RÉMY Léon

Par Justinien Raymond

Né le 11 janvier 1871 à Thionville (Moselle) ; mort le 21 novembre 1910 à Saint-Briac-sur-Mer (Ille-et-Vilaine) ; homme de lettres, traducteur ; syndicaliste et militant socialiste.

Portrait de Léon Rémy dans L’Humanité du 24 novembre 1910.

Né dans une famille bourgeoise, Léon Rémy était étudiant à Paris quand il fonda le groupe des Étudiants socialistes révolutionnaires internationalistes en compagnie de quelques camarades dont J.-L. Breton qui épousera la sœur de Rémy. Il adhéra aussi au Comité révolutionnaire central, nourri d’esprit blanquiste. Mais des préoccupations syndicalistes et antiparlementaires le rapprochèrent de plus en plus du POSR et finirent par le conduire à l’anarchie. C’est en grande partie sous son influence que le groupe des ESRI vira à l’anarchisme et se vida des éléments marxistes. En août 1893, ce groupe le délégua au congrès international de Zurich.
L. Rémy siégea aux côtés de F. Pelloutier, Guérard, Hamon, Pouget, Yvetot, dans le comité de la Fédération des Bourses du travail. En cette qualité, il participa au congrès international de Londres (1896). Il joua un rôle d’autant plus grand dans la fraction majoritaire de la délégation française qu’il connaissait le mouvement international et parlait allemand, anglais et russe. Cette même année, il fut admis dans le chantier du IVe arr. de la Chevalerie du Travail française. En 1900, il fut l’âme d’un congrès ouvrier international dont le gouvernement de Waldeck-Rousseau interdit la réunion à Paris. Peu à peu, il revint au socialisme. En 1903, il adhéra à un groupe de son quartier, la Maison Blanche (XIIIe arr.) En 1904, il entra à l’Humanité où il traita des problèmes de politique étrangère jusqu’à ce que la maladie l’obligeât à cesser cette activité. Jaurès appréciait en lui un homme « ombrageux parfois [...], probe et bon » (L’Humanité, 22 novembre 1910). En 1905, à l’unité, il entra dans le Parti socialiste SFIO auquel il appartint jusqu’à sa mort.
Il se consacra pendant une quinzaine d’années à la vulgarisation de quelques-unes des œuvres les moins connues de Karl Marx. À partir de 1902, L. Rémy allait chercher le repos et la réparation de forces déclinantes à Saint-Briac. C’est là qu’il trouva la mort. En promenade au bord de la mer, il y fit une chute, fut retiré vivant, mais mourut peu après ; accident mortel, pour les uns, suicide pour les autres qui se souvenaient avoir entendu Rémy professer que l’homme, ayant à quarante ans donné le meilleur de lui-même, doit disparaître.

Pour citer cet article :
https://maitron.fr/spip.php?article84858, notice RÉMY Léon par Justinien Raymond, version mise en ligne le 30 mars 2010, dernière modification le 12 septembre 2020.

Par Justinien Raymond

Portrait de Léon Rémy dans L’Humanité du 24 novembre 1910.

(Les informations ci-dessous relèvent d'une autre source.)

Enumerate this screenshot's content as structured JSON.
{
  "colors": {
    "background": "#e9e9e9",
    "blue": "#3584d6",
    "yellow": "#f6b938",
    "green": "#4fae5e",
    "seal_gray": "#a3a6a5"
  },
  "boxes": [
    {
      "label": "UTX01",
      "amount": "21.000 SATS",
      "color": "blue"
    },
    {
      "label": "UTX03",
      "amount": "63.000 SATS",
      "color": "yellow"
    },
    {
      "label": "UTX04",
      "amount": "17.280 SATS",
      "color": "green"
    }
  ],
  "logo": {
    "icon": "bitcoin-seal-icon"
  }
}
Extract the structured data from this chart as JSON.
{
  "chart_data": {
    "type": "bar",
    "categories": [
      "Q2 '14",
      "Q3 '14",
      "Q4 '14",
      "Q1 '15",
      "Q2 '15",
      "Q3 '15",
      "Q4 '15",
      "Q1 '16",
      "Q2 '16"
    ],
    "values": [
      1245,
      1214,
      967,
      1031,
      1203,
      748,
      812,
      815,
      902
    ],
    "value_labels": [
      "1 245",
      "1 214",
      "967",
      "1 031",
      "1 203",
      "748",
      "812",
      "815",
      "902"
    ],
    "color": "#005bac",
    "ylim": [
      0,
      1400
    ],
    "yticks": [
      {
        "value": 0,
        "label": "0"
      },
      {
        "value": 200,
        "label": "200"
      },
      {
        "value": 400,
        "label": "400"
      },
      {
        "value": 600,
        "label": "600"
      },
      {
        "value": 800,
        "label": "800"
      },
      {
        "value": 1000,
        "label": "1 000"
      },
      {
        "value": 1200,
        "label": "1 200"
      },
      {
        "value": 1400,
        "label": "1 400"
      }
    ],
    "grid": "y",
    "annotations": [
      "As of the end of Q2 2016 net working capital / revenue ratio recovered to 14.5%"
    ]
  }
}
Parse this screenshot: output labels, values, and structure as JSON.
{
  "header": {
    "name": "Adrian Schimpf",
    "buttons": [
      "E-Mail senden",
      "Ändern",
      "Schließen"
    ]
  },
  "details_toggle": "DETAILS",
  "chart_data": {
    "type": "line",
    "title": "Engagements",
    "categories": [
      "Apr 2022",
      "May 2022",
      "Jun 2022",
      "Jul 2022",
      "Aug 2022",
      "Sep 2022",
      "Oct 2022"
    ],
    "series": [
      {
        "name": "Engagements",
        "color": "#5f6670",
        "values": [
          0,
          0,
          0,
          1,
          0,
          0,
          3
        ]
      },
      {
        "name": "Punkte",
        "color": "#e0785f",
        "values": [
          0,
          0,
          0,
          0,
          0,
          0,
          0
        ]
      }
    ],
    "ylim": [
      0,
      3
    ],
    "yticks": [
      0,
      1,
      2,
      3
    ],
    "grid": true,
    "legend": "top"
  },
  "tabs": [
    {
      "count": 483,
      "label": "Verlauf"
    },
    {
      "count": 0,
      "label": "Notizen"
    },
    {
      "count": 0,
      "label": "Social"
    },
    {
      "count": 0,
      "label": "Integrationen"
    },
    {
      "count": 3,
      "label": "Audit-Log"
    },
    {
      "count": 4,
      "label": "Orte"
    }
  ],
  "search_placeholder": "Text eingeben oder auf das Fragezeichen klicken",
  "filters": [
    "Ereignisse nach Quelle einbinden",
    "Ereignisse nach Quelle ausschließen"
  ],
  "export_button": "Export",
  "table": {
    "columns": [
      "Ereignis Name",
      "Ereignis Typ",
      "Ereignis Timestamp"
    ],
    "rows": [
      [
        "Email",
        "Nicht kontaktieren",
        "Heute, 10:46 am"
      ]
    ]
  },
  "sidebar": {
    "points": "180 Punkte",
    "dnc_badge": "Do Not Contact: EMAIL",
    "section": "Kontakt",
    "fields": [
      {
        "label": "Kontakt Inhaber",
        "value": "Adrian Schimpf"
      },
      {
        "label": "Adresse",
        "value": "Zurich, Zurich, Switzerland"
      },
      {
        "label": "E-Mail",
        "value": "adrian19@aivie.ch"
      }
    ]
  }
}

ŒUVRE : L. Rémy collabora à La Revue socialiste, syndicale et coopérative, au Mouvement social et à L’Humanité. C’est dans Le Mouvement social qu’il traduisit les lettres de Marx à Kugelmann.
Avec Paul Delesalle, il est l’auteur de Réformes ou Révolution, 1896, Les Révolutionnaires au congrès de Londres. Conférences anarchistes, 1896, Les Anarchistes et les Syndicats, 1898, La Grève générale, 1901.
Il publia à Paris, chez Schleicher, plusieurs traductions d’œuvres de Karl Marx, notamment la Critique de l’Économie politique, Révolution et contre-révolution, Le Procès de Cologne.

SOURCES : Jean Maitron, « Le groupe des ESRI de Paris » in Le Mouvement social, n° 46, janvier-mars 1964 (pp. 3 à 26). — Jean Maitron signale un dossier Rémy dans les archives Pierre Monatte. — M. Dommanget, La Chevalerie du Travail française, op. cit. — Jean Longuet, « Léon Rémy » in L’Humanité, 22 et 24 novembre 1910. — Acte de décès. — Note de Julien Chuzeville.